Selasa 13 Feb 2024 16:07 WIB

CESS: Revisi Aturan PLTS Atap Berdampak Positif pada Pasokan Listrik

Pengguna PLTS Atap bisa mentransmisikan kelebihan daya melalui jaringan negara.

Petugas memeriksa panel surya di atap Trans Studio Mall Bandung, Bandung, Jawa Barat, Selasa (28/11/2023). Trans Studio Mall bersama Xurya memasang Pembangkit Listrik Tenaga Surya (PLTS) Atap yang dapat menghasilkan energi bersih sebanyak 1,5 juta kWh per tahun. Energi tersebut setara dengan penekanan emisi karbon sebesar 1,4 juta kilogram per tahun. PLTS Atap itu mampu memenuhi sekitar 11 persen kebutuhan listrik di mal tersebut.
Foto: REPUBLIKA/ABDAN SYAKURA
Petugas memeriksa panel surya di atap Trans Studio Mall Bandung, Bandung, Jawa Barat, Selasa (28/11/2023). Trans Studio Mall bersama Xurya memasang Pembangkit Listrik Tenaga Surya (PLTS) Atap yang dapat menghasilkan energi bersih sebanyak 1,5 juta kWh per tahun. Energi tersebut setara dengan penekanan emisi karbon sebesar 1,4 juta kilogram per tahun. PLTS Atap itu mampu memenuhi sekitar 11 persen kebutuhan listrik di mal tersebut.

REPUBLIKA.CO.ID, JAKARTA -- Direktur Eksekutif CESS (Center for Energy Security Studies) Ali Achmudi Achyak menilai penghapusan skema jual-beli daya listrik (ekspor-impor) pada revisi Permen ESDM No 26/2021 tentang PLTS Atap berdampak positif terhadap kestabilan dan keandalan energi listrik.
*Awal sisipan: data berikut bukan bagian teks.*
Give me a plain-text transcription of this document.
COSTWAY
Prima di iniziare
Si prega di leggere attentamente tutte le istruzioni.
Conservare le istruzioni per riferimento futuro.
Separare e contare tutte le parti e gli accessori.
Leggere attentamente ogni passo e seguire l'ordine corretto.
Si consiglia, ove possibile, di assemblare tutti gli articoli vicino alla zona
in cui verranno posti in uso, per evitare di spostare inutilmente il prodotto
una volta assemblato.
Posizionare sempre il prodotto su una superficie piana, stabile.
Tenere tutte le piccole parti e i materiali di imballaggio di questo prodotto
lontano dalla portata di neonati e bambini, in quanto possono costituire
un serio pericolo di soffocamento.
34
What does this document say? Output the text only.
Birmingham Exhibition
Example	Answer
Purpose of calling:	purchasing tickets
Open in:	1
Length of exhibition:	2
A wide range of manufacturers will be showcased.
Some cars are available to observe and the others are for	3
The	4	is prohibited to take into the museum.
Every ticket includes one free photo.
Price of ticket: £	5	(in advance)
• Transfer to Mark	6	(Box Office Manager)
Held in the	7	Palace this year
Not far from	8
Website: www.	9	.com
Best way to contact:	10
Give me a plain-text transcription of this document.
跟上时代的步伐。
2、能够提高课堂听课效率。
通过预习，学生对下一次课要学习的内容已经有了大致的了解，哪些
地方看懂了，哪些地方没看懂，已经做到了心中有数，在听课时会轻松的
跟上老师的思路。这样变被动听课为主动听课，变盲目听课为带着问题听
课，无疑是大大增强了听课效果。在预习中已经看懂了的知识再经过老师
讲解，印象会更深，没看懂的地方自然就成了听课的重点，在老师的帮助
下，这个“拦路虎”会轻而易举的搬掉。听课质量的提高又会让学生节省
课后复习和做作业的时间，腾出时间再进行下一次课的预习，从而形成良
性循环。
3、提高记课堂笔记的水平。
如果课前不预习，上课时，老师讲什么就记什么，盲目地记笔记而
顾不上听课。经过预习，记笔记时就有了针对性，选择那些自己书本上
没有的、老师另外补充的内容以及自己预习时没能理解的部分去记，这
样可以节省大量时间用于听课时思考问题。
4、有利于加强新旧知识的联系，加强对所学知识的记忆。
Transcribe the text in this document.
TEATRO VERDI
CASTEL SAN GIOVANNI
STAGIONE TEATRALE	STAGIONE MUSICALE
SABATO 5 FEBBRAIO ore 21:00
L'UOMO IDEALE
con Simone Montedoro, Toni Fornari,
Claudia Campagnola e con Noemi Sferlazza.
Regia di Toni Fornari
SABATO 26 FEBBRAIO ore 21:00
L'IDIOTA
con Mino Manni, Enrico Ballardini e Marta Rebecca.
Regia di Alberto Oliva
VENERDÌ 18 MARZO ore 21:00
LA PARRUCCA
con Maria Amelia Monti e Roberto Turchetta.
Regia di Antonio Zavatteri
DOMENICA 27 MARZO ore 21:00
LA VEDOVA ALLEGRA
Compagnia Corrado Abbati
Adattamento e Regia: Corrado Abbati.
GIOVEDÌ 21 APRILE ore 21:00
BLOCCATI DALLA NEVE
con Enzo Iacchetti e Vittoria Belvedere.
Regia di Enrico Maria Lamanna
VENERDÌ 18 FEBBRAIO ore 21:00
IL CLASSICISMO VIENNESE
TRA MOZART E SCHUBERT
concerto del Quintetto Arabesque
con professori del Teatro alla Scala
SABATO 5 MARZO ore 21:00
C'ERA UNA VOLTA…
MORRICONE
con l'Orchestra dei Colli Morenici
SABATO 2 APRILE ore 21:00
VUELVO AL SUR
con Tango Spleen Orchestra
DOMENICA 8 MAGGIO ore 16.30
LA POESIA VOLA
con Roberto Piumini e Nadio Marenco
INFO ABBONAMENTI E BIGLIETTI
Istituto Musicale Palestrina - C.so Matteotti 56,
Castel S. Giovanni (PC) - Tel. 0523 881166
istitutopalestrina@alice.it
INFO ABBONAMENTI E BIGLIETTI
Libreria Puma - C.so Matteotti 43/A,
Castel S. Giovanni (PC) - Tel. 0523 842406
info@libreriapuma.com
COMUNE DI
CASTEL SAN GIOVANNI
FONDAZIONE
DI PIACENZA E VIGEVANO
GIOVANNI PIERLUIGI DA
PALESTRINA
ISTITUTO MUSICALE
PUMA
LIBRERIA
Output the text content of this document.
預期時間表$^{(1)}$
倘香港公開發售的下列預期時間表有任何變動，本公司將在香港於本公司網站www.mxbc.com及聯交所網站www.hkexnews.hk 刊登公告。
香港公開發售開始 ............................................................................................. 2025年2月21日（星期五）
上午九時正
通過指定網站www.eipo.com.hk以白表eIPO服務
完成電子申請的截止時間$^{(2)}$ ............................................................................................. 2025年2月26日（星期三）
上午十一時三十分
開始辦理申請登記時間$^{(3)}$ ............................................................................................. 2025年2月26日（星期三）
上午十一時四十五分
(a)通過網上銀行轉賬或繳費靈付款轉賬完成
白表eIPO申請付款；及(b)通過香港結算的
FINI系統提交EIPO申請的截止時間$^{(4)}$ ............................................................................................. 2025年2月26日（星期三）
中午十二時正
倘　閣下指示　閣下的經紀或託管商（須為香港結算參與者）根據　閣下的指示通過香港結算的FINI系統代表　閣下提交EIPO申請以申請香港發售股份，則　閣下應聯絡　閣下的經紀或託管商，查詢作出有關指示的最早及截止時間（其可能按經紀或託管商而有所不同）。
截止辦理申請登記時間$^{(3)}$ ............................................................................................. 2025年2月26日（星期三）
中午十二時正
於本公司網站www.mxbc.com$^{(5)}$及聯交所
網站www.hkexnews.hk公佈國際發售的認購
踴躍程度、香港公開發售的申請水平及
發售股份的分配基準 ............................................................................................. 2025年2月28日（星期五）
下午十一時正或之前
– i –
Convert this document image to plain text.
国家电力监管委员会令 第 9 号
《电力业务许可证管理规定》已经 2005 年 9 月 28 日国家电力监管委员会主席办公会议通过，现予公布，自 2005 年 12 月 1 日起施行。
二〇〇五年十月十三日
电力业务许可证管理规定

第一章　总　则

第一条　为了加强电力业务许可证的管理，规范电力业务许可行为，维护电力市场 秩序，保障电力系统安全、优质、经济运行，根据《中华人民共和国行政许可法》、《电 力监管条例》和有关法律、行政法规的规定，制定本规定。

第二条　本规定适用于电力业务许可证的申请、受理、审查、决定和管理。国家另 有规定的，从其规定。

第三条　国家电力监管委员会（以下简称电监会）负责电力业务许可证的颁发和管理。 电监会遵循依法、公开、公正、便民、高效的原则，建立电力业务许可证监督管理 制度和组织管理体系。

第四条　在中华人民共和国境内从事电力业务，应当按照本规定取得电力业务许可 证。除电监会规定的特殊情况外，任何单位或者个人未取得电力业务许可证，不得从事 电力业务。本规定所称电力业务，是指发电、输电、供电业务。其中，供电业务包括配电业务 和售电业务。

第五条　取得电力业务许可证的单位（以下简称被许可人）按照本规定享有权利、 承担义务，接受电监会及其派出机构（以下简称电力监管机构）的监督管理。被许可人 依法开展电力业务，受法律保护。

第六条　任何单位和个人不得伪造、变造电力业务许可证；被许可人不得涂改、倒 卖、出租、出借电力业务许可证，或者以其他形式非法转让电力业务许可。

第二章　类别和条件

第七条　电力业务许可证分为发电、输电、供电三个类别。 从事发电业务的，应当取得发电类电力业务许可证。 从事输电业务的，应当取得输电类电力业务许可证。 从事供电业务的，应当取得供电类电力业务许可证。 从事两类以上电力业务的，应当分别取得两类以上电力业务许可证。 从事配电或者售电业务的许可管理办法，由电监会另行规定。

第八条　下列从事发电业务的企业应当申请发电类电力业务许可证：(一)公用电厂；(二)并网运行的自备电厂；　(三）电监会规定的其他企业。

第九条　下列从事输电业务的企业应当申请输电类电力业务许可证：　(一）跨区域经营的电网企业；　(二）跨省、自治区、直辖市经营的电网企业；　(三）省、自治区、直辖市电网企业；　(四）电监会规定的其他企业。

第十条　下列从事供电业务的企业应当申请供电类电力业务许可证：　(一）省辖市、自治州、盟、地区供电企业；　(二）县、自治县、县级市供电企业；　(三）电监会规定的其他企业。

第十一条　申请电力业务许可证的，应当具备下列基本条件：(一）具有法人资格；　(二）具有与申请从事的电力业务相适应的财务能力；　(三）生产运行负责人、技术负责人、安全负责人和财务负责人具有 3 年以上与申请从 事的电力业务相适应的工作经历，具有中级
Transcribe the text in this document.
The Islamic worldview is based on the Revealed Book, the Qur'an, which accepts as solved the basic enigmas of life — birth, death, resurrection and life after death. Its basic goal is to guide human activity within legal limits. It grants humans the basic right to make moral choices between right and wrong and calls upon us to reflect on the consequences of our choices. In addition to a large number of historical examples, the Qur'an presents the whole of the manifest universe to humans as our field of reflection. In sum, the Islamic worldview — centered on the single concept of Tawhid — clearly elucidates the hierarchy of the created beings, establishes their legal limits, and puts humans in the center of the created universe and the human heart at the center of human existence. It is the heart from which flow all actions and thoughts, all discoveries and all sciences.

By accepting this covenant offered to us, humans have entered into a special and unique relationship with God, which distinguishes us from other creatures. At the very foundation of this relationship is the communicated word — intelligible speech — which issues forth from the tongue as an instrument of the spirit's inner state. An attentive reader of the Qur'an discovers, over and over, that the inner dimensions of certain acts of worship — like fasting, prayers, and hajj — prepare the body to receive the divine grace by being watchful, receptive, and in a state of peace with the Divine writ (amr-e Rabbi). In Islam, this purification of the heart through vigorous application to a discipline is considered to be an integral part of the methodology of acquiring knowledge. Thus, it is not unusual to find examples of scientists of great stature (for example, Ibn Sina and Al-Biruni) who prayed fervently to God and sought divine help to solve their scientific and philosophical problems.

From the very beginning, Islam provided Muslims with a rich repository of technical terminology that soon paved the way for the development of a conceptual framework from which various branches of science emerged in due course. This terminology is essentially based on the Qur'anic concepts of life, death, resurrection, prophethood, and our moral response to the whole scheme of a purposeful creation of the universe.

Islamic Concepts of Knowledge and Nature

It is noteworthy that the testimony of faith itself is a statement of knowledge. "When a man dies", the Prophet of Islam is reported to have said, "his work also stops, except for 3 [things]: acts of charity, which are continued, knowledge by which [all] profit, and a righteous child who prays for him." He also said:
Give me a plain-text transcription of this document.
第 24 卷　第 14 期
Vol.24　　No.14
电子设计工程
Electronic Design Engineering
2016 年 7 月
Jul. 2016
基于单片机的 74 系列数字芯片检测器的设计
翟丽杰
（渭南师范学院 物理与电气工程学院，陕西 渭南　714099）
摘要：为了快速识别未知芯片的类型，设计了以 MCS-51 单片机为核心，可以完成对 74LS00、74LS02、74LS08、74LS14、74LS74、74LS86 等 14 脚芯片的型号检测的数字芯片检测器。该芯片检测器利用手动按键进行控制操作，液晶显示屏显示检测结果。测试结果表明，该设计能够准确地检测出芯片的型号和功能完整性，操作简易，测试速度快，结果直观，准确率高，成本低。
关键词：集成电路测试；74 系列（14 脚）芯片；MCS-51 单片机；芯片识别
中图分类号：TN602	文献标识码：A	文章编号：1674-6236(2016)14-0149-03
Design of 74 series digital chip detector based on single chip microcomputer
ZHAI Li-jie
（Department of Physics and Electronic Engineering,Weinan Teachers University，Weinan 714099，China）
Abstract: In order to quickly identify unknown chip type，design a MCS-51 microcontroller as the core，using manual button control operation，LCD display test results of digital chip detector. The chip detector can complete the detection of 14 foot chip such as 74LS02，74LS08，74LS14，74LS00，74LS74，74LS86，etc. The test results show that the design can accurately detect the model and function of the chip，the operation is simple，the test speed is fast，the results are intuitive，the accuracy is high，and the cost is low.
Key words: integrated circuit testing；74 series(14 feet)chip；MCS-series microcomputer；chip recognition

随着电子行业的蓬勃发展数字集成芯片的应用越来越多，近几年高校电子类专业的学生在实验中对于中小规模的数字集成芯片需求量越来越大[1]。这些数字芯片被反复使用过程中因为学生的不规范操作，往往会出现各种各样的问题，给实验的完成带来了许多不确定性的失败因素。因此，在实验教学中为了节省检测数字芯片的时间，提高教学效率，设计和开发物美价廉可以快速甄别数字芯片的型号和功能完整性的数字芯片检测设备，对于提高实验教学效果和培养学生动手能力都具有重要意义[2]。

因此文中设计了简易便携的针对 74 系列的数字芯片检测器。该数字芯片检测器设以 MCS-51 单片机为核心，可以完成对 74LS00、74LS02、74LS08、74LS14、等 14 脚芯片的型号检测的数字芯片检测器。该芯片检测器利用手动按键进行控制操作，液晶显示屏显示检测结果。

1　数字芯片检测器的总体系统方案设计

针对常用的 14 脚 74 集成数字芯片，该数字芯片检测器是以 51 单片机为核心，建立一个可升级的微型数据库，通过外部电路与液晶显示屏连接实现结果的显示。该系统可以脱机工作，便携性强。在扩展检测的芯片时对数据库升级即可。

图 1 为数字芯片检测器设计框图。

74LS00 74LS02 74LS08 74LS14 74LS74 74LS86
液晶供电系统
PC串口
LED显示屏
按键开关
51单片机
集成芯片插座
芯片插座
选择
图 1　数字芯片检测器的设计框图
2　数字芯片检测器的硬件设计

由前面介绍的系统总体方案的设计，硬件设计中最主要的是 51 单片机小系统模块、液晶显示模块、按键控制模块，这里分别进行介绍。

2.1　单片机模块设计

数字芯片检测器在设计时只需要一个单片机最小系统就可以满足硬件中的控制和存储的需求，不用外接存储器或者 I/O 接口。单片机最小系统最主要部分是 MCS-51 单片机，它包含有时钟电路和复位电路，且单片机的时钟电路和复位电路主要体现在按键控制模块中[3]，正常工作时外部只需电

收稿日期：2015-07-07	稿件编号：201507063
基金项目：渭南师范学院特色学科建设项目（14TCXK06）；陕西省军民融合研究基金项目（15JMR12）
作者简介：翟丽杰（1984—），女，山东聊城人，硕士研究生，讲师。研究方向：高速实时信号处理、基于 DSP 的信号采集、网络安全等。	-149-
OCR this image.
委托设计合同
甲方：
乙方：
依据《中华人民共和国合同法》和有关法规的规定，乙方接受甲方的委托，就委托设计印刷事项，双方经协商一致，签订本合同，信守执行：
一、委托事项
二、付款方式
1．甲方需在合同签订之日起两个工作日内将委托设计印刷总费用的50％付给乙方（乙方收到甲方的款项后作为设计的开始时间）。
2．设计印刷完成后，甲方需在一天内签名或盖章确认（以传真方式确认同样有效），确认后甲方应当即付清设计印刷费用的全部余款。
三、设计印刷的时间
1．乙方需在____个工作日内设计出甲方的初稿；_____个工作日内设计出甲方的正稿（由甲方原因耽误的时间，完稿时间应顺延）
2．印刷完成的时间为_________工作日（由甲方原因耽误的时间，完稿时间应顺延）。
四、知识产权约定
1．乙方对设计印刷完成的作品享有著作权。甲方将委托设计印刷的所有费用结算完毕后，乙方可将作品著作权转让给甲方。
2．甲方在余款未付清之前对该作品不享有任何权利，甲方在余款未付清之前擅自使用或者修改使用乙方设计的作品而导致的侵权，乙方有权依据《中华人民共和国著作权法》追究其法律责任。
"Dengan menghapus skema jual-beli listrik, maka negara tetap mampu menjaga kestabilan dan keandalan pasokan daya listrik untuk masyarakat," ujarnya melalui keterangan tertulis di Jakarta, Selasa (13/2/2024).

Baca Juga

Jika listrik dari PLTS Atap diperjualbelikan ke dalam jaringan dan transmisi milik negara, lanjutnya, maka berisiko mengganggu sistem kelistrikan karena daya yang dihasilkan PLTS pada dasarnya sangat tergantung pada sinar matahari. Bagaimana jika mendung, pasti dayanya turun.

Menurut dia, penghapusan skema jual-beli tersebut sangat berdampak positif bagi kedaulatan energi karena tidak mencampuradukkan antara sistem kelistrikan milik negara dan sistem kelistrikan sederhana yang dibangun secara mandiri mandiri melalui PLTS Atap.

"Dalam hal ini, sistem kelistrikan bagi masyarakat umum lah yang paling penting dicermati," katanya.

Ali menjelaskan, hal yang paling penting dari sebuah sistem kelistrikan sebuah negara adalah jaringan dan transmisi.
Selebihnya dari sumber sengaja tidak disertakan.